First up in the parser is variable declarations and validating that this list of tokens represents a JSON object.

  WHILE t.kind <> 'syntax' OR t.value <> '}' LOOP
    IF array_length(kvs, 1) > 0 THEN
      IF t.kind <> 'syntax' OR t.value <> ',' THEN
        RAISE EXCEPTION 'JSON key-value pair must be followed by a comma or closing brace, got: %.', t;
      END IF;

      i = i + 1;
      t = ts[i];
    END IF;

Then we loop to find each key-value pair. If one has already been found, we need to find a comma before the next pair.

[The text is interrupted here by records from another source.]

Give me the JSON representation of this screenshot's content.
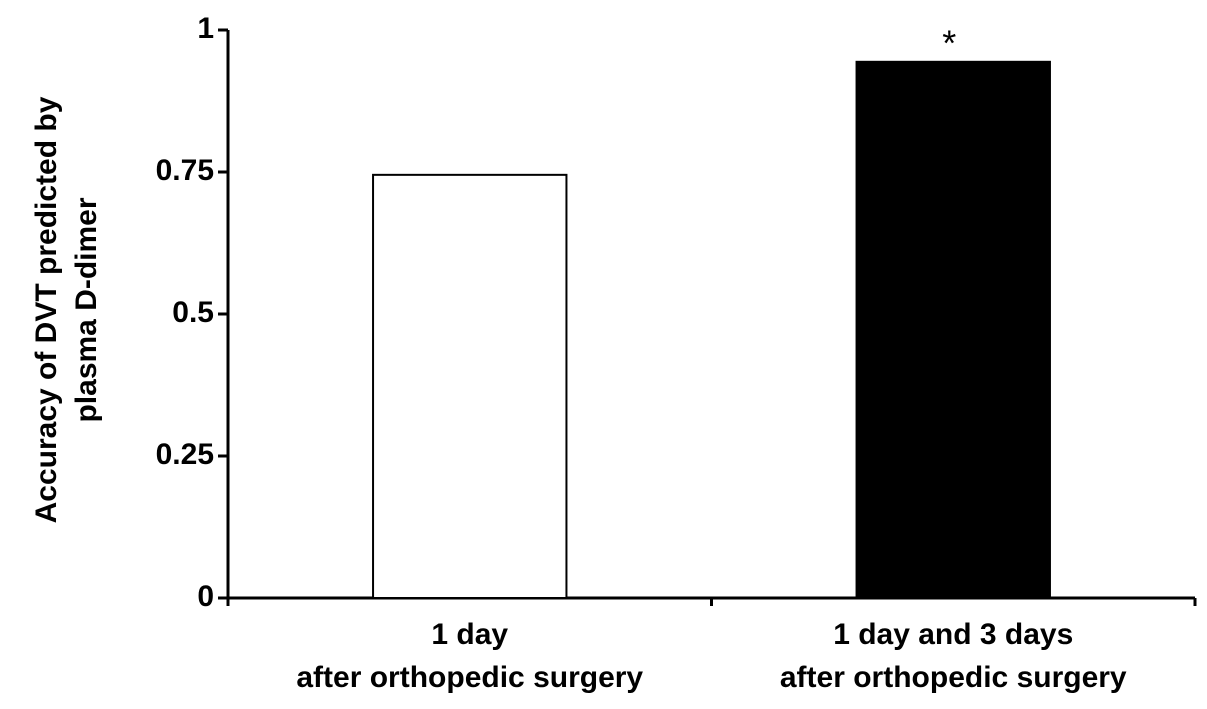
{
  "chart_data": {
    "type": "bar",
    "ylabel": [
      "Accuracy of DVT predicted by",
      "plasma D-dimer"
    ],
    "categories": [
      [
        "1 day",
        "after orthopedic surgery"
      ],
      [
        "1 day and 3 days",
        "after orthopedic surgery"
      ]
    ],
    "values": [
      0.745,
      0.944
    ],
    "colors": [
      "#ffffff",
      "#000000"
    ],
    "edgecolor": "#000000",
    "significance": [
      false,
      true
    ],
    "significance_marker": "*",
    "ylim": [
      0,
      1
    ],
    "yticks": [
      0,
      0.25,
      0.5,
      0.75,
      1
    ],
    "grid": false
  }
}
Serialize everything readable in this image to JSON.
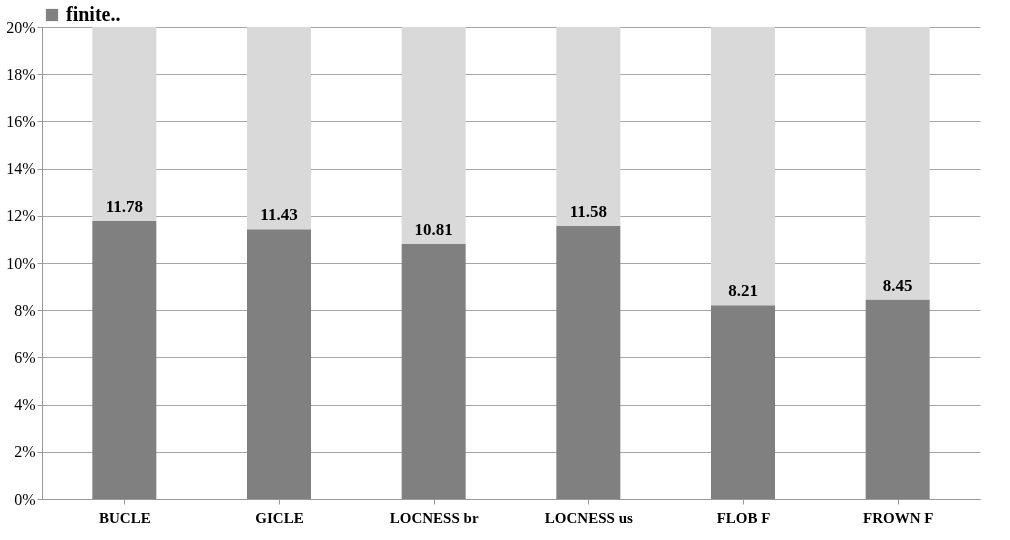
{
  "chart_data": {
    "type": "bar",
    "stacked": true,
    "categories": [
      "BUCLE",
      "GICLE",
      "LOCNESS br",
      "LOCNESS us",
      "FLOB F",
      "FROWN F"
    ],
    "series": [
      {
        "name": "finite..",
        "color": "#808080",
        "values": [
          11.78,
          11.43,
          10.81,
          11.58,
          8.21,
          8.45
        ],
        "value_labels": [
          "11.78",
          "11.43",
          "10.81",
          "11.58",
          "8.21",
          "8.45"
        ]
      },
      {
        "color": "#d9d9d9",
        "values": [
          8.22,
          8.57,
          9.19,
          8.42,
          11.79,
          11.55
        ]
      }
    ],
    "ylim": [
      0,
      20
    ],
    "yticks": [
      {
        "value": 0,
        "label": "0%"
      },
      {
        "value": 2,
        "label": "2%"
      },
      {
        "value": 4,
        "label": "4%"
      },
      {
        "value": 6,
        "label": "6%"
      },
      {
        "value": 8,
        "label": "8%"
      },
      {
        "value": 10,
        "label": "10%"
      },
      {
        "value": 12,
        "label": "12%"
      },
      {
        "value": 14,
        "label": "14%"
      },
      {
        "value": 16,
        "label": "16%"
      },
      {
        "value": 18,
        "label": "18%"
      },
      {
        "value": 20,
        "label": "20%"
      }
    ],
    "grid": "y",
    "legend": "top"
  }
}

    IF t.kind <> 'string' THEN
      RAISE EXCEPTION 'JSON object must start with string key, got: %.', t;
    END IF;
    k = t.value;

    i = i + 1;
    t = ts[i];
    IF t.kind <> 'syntax' OR t.value <> ':' THEN
      RAISE EXCEPTION 'JSON object must start with string key followed by colon, got: %.', t;
    END IF;

    i = i + 1;
    t = ts[i];
    IF t.kind = 'number' OR t.kind = 'string' THEN
      kvs = array_append(kvs, (k, t)::json_key_value);
      i = i + 1;
      t = ts[i];
      CONTINUE;
    END IF;

    RAISE EXCEPTION 'Invalid key-value pair syntax, got: %.', t;
  END LOOP;

  RETURN kvs;
END;
$$ LANGUAGE plpgsql;

Then we just look for the key, colon, value syntax and fail if we don't see it. And that's it! Very simple when not dealing with arrays and nested objects.

Helpers

Lastly it would just be nice to have a single function that calls lex and parse:

CREATE OR REPLACE FUNCTION json_from_string(s text) RETURNS json_key_value[] AS $$
BEGIN
  RETURN json_parse(json_lex(s), 1);
END;
$$ LANGUAGE plpgsql;

And another function to look up a value in a parsed object by key:

CREATE OR REPLACE FUNCTION json_get(kvs json_key_value[], key text) RETURNS text AS $$
DECLARE
  kv json_key_value;
BEGIN
  FOREACH kv IN ARRAY kvs LOOP
    IF kv.k = key THEN RETURN (kv.v::json_token).value; END IF;
  END LOOP;

  RAISE EXCEPTION 'Key not found.';
END;
$$ LANGUAGE plpgsql;

And we're all set!

Testing

Let's try some bad syntax (missing a comma between pairs):

./test.sh ./json.sql "SELECT json_get(json_from_string('{\"flubberty\": 12 \"nice\": \"a\"}'), 'ipo')"
ERROR:  JSON key-value pair must be followed by a comma or closing brace, got: (string,nice).
CONTEXT:  PL/pgSQL function json_parse(json_token[],integer) line 18 at RAISE
PL/pgSQL function json_from_string(text) line 3 at RETURN

Sweet, it fails correctly.

Now correct syntax but missing key:

./test.sh ./json.sql "SELECT json_get(json_from_string('{\"flubberty\": 12, \"nice\": \"a\"}'), 'ipo')"
ERROR:  Key not found.
CONTEXT:  PL/pgSQL function json_get(json_key_value[],text) line 9 at RAISE

And finally, correct syntax and existing key:

./test.sh ./json.sql "SELECT json_get(json_from_string('{\"flubberty\": 12, \"nice\": \"a\"}'), 'flubberty')"
 json_get
----------
 12
(1 row)

Huzzah! Now hopefully PL/pgSQL is a little less scary to you, whether or not you decide to use it.